_
_
_
_
_
Editorial
Es responsabilidad del director, y expresa la opinión del diario sobre asuntos de actualidad nacional o internacional

Una gran apuesta para potenciar la competitividad de Madrid-Barajas

La implantación del denominado proyecto Ambar en el aeropuerto de Madrid-Barajas, prevista para el próximo 23 de febrero, constituye un ambicioso esfuerzo por modernizar el control aéreo y elevar las posibilidades operativas de la mayor infraestructura de la red de Aena. Aunque el plan responde al cumplimiento de una regulación comunitaria, su activación a principios de 2023 situará a Barajas en el grupo de cabeza de su aplicación efectiva. Los objetivos de Ambar, que está siendo desarrollado por el gestor público de navegación aérea, Enaire, incluyen aumentar la seguridad del espacio aéreo, elevar la eficiencia en la infraestructura aeroportuaria y reducir el impacto medioambiental de los vuelos.

Nuevos procedimientos otorgarán, de facto, mayor capacidad operativa a Barajas, y lo harán antes de la inversión de 1.500 millones en obra pública que están destinados a su ampliación, lo que permitirá que la expansión de las instalaciones vaya acompañada de una mejor margen de maniobra para acoger y gestionar el tráfico aéreo. Ello reforzará las bases para que el aeropuerto madrileño pueda competir en mejores condiciones con los grandes hubs europeos sin estar sometido a las actuales restricciones operativas. Así, el proyecto ha obligado a actualizar la regulación nacional sobre la aproximación en pistas paralelas y a acortar las separaciones mínimas requeridas en despegues y aterrizajes. También permitirá atajar las restricciones de entrada y combatir los actuales problemas de congestión del tráfico, que se traducen en demoras en la llegada de aviones y en un mayor gasto de combustible. En el caso del aeropuerto madrileño, donde se tiene que lidiar con la cercanía a la capital, Ambar evitará el sobrevuelo de poblaciones de la zona norte, o bien se atravesarán a gran altura, y de los cielos de Madrid en vuelos nocturnos.
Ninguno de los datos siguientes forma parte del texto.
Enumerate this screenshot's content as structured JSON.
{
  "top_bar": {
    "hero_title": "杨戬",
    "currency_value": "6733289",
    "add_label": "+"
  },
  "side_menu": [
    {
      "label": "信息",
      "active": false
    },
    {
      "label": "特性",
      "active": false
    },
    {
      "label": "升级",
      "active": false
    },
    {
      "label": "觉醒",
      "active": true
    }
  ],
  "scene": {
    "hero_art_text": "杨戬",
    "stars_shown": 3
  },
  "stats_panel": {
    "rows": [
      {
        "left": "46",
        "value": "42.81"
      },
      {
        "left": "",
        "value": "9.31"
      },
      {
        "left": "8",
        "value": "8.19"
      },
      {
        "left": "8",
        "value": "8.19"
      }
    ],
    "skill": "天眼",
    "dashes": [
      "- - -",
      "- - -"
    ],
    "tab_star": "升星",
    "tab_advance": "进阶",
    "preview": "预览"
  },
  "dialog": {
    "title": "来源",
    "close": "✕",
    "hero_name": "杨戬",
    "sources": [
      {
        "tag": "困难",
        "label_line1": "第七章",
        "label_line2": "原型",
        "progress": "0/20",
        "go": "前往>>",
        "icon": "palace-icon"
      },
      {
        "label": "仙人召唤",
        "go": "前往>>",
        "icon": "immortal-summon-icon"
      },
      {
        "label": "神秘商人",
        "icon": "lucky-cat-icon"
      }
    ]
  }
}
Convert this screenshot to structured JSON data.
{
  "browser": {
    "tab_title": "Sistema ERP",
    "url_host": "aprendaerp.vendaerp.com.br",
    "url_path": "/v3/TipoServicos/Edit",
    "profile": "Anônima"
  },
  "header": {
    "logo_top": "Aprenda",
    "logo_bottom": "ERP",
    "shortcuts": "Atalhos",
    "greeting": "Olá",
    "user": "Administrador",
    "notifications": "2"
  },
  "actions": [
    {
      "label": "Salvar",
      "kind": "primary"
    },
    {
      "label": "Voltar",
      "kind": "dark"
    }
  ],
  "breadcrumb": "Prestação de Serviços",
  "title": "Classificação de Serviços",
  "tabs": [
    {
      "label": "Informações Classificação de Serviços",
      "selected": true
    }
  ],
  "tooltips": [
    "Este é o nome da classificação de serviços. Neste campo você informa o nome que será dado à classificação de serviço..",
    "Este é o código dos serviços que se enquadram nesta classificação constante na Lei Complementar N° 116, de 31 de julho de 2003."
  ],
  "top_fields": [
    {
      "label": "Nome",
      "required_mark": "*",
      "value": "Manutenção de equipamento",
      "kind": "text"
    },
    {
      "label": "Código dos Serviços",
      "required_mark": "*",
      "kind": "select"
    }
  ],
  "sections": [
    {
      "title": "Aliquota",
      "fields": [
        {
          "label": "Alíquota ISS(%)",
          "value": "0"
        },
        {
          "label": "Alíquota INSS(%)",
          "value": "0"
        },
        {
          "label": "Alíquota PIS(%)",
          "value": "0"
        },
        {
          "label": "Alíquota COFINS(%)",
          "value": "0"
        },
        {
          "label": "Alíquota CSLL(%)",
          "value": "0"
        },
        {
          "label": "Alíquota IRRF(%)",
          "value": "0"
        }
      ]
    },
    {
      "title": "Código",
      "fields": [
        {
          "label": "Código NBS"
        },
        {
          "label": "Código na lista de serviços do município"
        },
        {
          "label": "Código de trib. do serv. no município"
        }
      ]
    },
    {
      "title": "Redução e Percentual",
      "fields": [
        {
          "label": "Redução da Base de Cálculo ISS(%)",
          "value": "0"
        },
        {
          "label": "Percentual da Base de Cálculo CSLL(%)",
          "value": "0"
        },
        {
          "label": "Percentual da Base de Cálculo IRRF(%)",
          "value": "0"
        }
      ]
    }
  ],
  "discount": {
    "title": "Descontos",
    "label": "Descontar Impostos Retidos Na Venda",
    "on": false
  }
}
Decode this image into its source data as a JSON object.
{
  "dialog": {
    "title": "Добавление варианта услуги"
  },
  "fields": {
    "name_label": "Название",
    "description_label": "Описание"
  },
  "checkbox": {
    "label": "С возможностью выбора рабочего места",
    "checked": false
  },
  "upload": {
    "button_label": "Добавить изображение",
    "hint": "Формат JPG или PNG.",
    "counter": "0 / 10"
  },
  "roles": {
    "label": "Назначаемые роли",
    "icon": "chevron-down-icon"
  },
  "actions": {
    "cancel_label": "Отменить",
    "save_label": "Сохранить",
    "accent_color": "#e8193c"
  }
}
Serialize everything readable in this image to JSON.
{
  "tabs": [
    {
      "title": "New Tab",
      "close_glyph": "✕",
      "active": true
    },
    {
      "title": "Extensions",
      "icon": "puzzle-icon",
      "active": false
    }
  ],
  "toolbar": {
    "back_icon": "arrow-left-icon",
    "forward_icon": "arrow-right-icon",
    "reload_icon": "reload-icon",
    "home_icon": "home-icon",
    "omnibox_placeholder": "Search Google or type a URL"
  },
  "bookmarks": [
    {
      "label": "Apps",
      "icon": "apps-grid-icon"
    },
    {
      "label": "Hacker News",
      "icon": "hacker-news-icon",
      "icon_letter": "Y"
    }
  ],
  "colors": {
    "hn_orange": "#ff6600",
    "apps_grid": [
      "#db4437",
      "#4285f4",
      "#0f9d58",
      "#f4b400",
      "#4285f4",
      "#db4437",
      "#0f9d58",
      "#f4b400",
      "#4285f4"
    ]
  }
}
Con la puesta en marcha del proyecto, Enaire situará a Barajas dentro del club de aeropuertos europeos que ya han dado pasos en el mismo sentido, lo que incluye a Londres-Heathrow, París-Charles de Gaulle y Leipzig. Pese a que su implantación es de naturaleza normativa y en ese sentido independiente de la potencialidad del aeropuerto, la nueva operativa permitirá optimizar la ampliación de Madrid-Barajas, cuyo plazo de ejecución se extiende hasta 2030 y que prevé un salto desde 70 millones de viajeros de capacidad hasta los 80 millones. Todo ello constituye una potente apuesta para aumentar la competitividad del aeropuerto que resulta fundamental apoyar.